Officials say Naidu visited the project site 30 times in the last three years. He reviews the work every Monday, in keeping with his slogan “Polavaram on Somavaram”.
They say the main components of Polavaram are -- a dam across the Godavari and two main canals, one to its right and the other to the left. For constructing the dam, it is imperative to resettle the affected people. Around 3,000 of the 98,000 affected families have relocated. The cost of resettling the affected villagers was calculated according to the Right to Fair Compensation and Transparency in Land Acquisition, Rehabilitation and Resettlement Act, 2013, Babu says.

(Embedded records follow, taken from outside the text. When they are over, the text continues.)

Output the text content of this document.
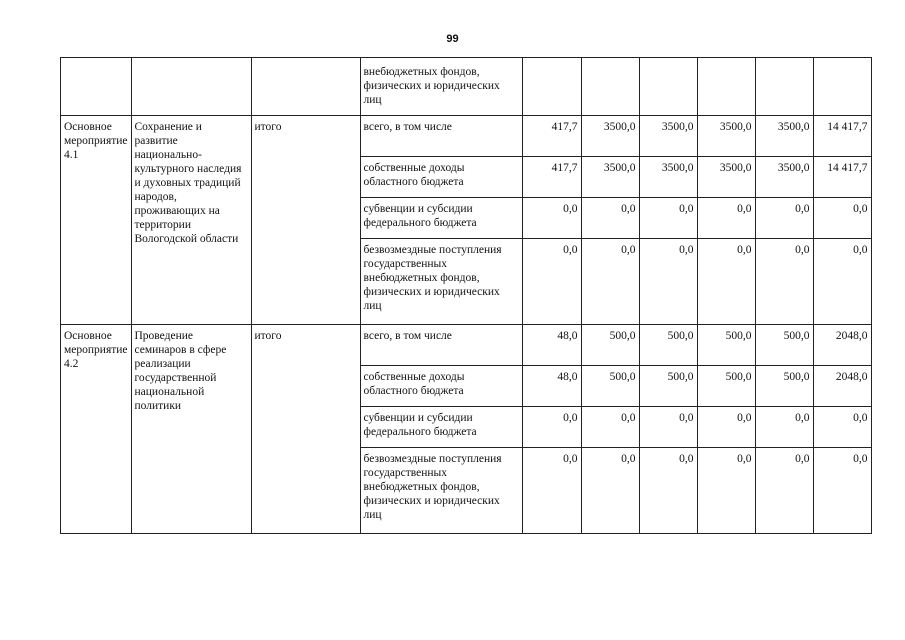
99
			внебюджетных фондов, физических и юридических лиц						
Основное мероприятие 4.1	Сохранение и развитие национально-культурного наследия и духовных традиций народов, проживающих на территории Вологодской области	итого	всего, в том числе	417,7	3500,0	3500,0	3500,0	3500,0	14 417,7
			собственные доходы областного бюджета	417,7	3500,0	3500,0	3500,0	3500,0	14 417,7
			субвенции и субсидии федерального бюджета	0,0	0,0	0,0	0,0	0,0	0,0
			безвозмездные поступления государственных внебюджетных фондов, физических и юридических лиц	0,0	0,0	0,0	0,0	0,0	0,0
Основное мероприятие 4.2	Проведение семинаров в сфере реализации государственной национальной политики	итого	всего, в том числе	48,0	500,0	500,0	500,0	500,0	2048,0
			собственные доходы областного бюджета	48,0	500,0	500,0	500,0	500,0	2048,0
			субвенции и субсидии федерального бюджета	0,0	0,0	0,0	0,0	0,0	0,0
			безвозмездные поступления государственных внебюджетных фондов, физических и юридических лиц	0,0	0,0	0,0	0,0	0,0	0,0
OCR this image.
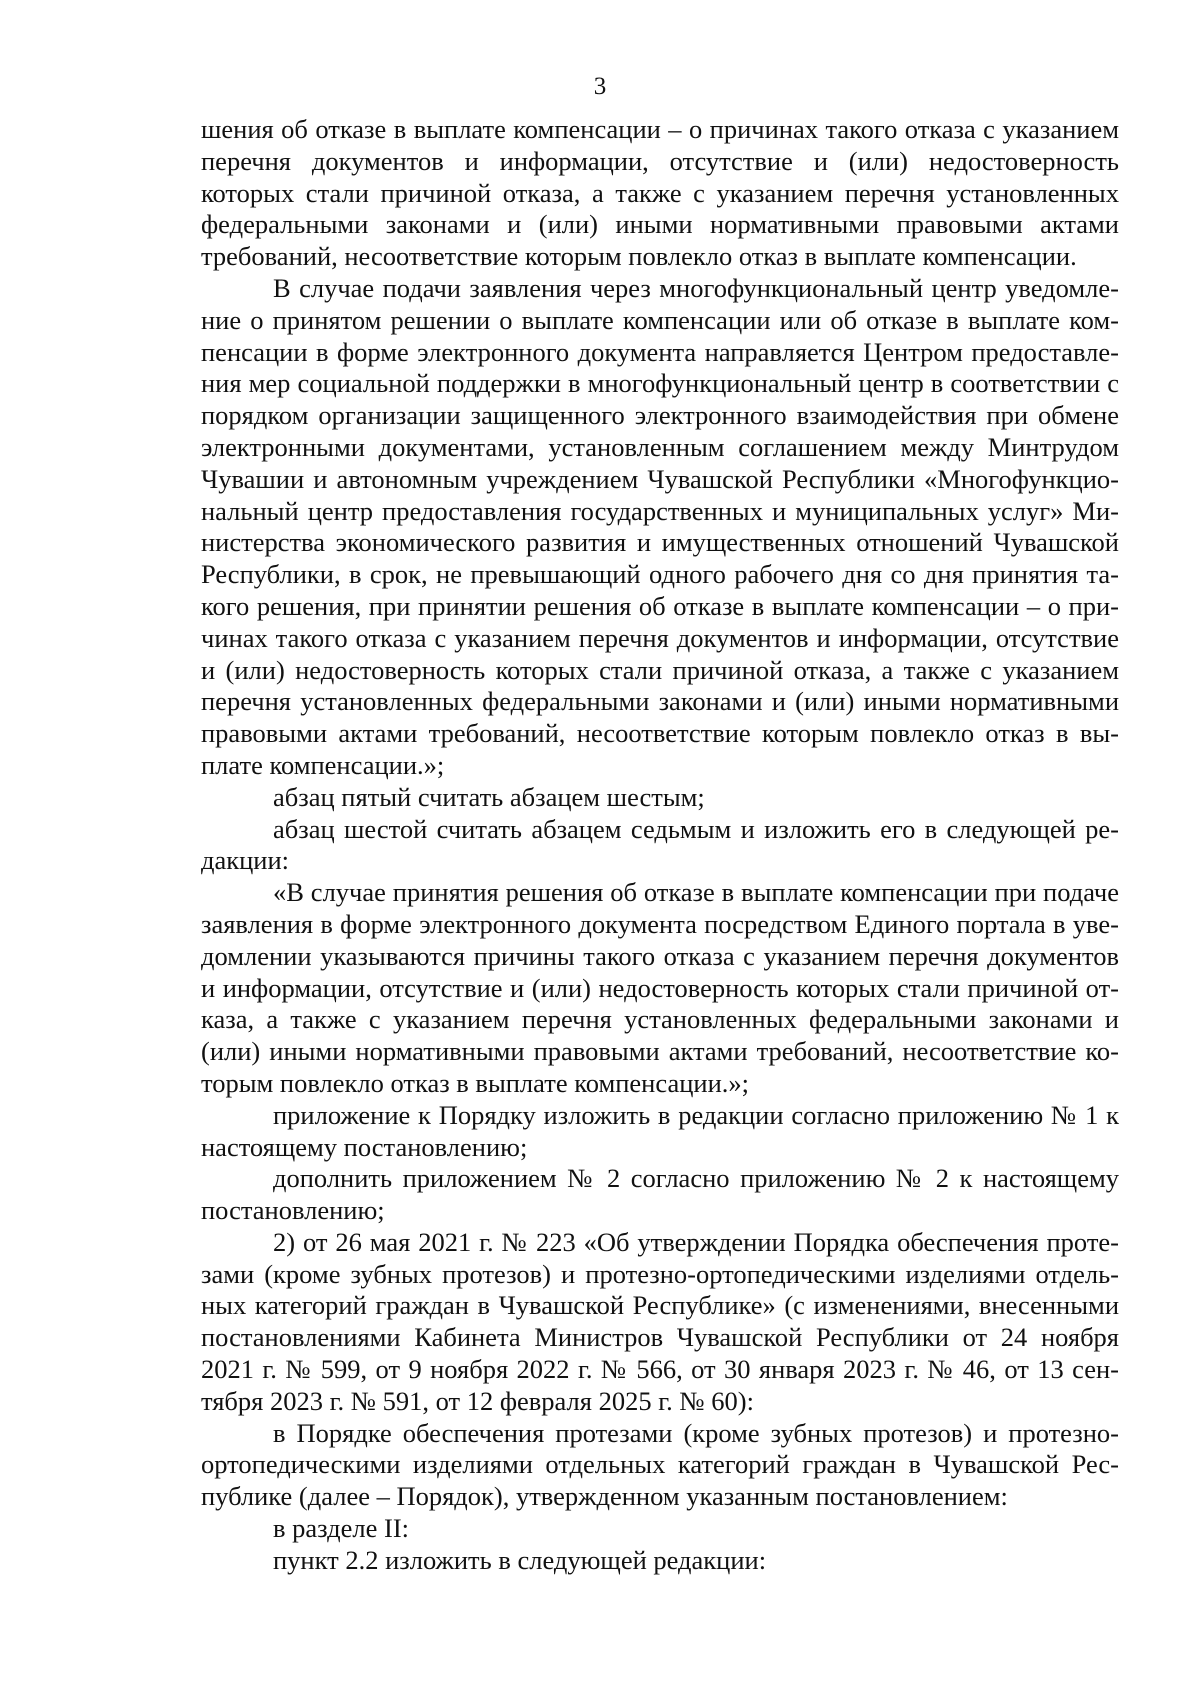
3

шения об отказе в выплате компенсации – о причинах такого отказа с указанием перечня документов и информации, отсутствие и (или) недостоверность которых стали причиной отказа, а также с указанием перечня установленных федеральными законами и (или) иными нормативными правовыми актами требований, несоответствие которым повлекло отказ в выплате компенсации.

В случае подачи заявления через многофункциональный центр уведомление о принятом решении о выплате компенсации или об отказе в выплате компенсации в форме электронного документа направляется Центром предоставления мер социальной поддержки в многофункциональный центр в соответствии с порядком организации защищенного электронного взаимодействия при обмене электронными документами, установленным соглашением между Минтрудом Чувашии и автономным учреждением Чувашской Республики «Многофункциональный центр предоставления государственных и муниципальных услуг» Министерства экономического развития и имущественных отношений Чувашской Республики, в срок, не превышающий одного рабочего дня со дня принятия такого решения, при принятии решения об отказе в выплате компенсации – о причинах такого отказа с указанием перечня документов и информации, отсутствие и (или) недостоверность которых стали причиной отказа, а также с указанием перечня установленных федеральными законами и (или) иными нормативными правовыми актами требований, несоответствие которым повлекло отказ в выплате компенсации.»;

абзац пятый считать абзацем шестым;

абзац шестой считать абзацем седьмым и изложить его в следующей редакции:

«В случае принятия решения об отказе в выплате компенсации при подаче заявления в форме электронного документа посредством Единого портала в уведомлении указываются причины такого отказа с указанием перечня документов и информации, отсутствие и (или) недостоверность которых стали причиной отказа, а также с указанием перечня установленных федеральными законами и (или) иными нормативными правовыми актами требований, несоответствие которым повлекло отказ в выплате компенсации.»;

приложение к Порядку изложить в редакции согласно приложению № 1 к настоящему постановлению;

дополнить приложением № 2 согласно приложению № 2 к настоящему постановлению;

2) от 26 мая 2021 г. № 223 «Об утверждении Порядка обеспечения протезами (кроме зубных протезов) и протезно-ортопедическими изделиями отдельных категорий граждан в Чувашской Республике» (с изменениями, внесенными постановлениями Кабинета Министров Чувашской Республики от 24 ноября 2021 г. № 599, от 9 ноября 2022 г. № 566, от 30 января 2023 г. № 46, от 13 сентября 2023 г. № 591, от 12 февраля 2025 г. № 60):

в Порядке обеспечения протезами (кроме зубных протезов) и протезно-ортопедическими изделиями отдельных категорий граждан в Чувашской Республике (далее – Порядок), утвержденном указанным постановлением:

в разделе II:

пункт 2.2 изложить в следующей редакции:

“We have submitted revised estimates to the Centre, which is scrutinising them. Once that is completed, we are expecting to receive the funds required,” he says.
He adds the release of funds by the Centre doesn’t match the pace of the work at the project site.
Andhra Irrigation Minister D Uma Maheswara Rao says the onus to rehabilitate the villagers is on the Centre, which had declared Polavaram a national project in 2014 and promised to bear the construction cost for the period starting from April 1, 2014.
The Andhra government has been directing a lion’s share of its resources to the project, so much so that it has left no money to spend on its other flagship schemes.
“Rs 13,460 crore has been spent on the project since its inception. The Andhra government had squandered Rs 5,135 crore before Polavaram was declared a national project in 2014. “The state spent another Rs 8,330 crore on it up to April 2018. The Centre has so far released Rs 5,342 crore to the AP government. It is yet to reimburse Rs 2,988 crore (calculated since 2014),” Rao says.
“The state government is providing the maximum share of funds for the payments of the project. As a result, it has become very difficult to handle the payments of other flagship programmes. The Centre is responsible for the situation,” he says.
The Polavaram project is the lifeline of Andhra Pradesh, which has been building a legacy from scratch following the agonising bifurcation, he says.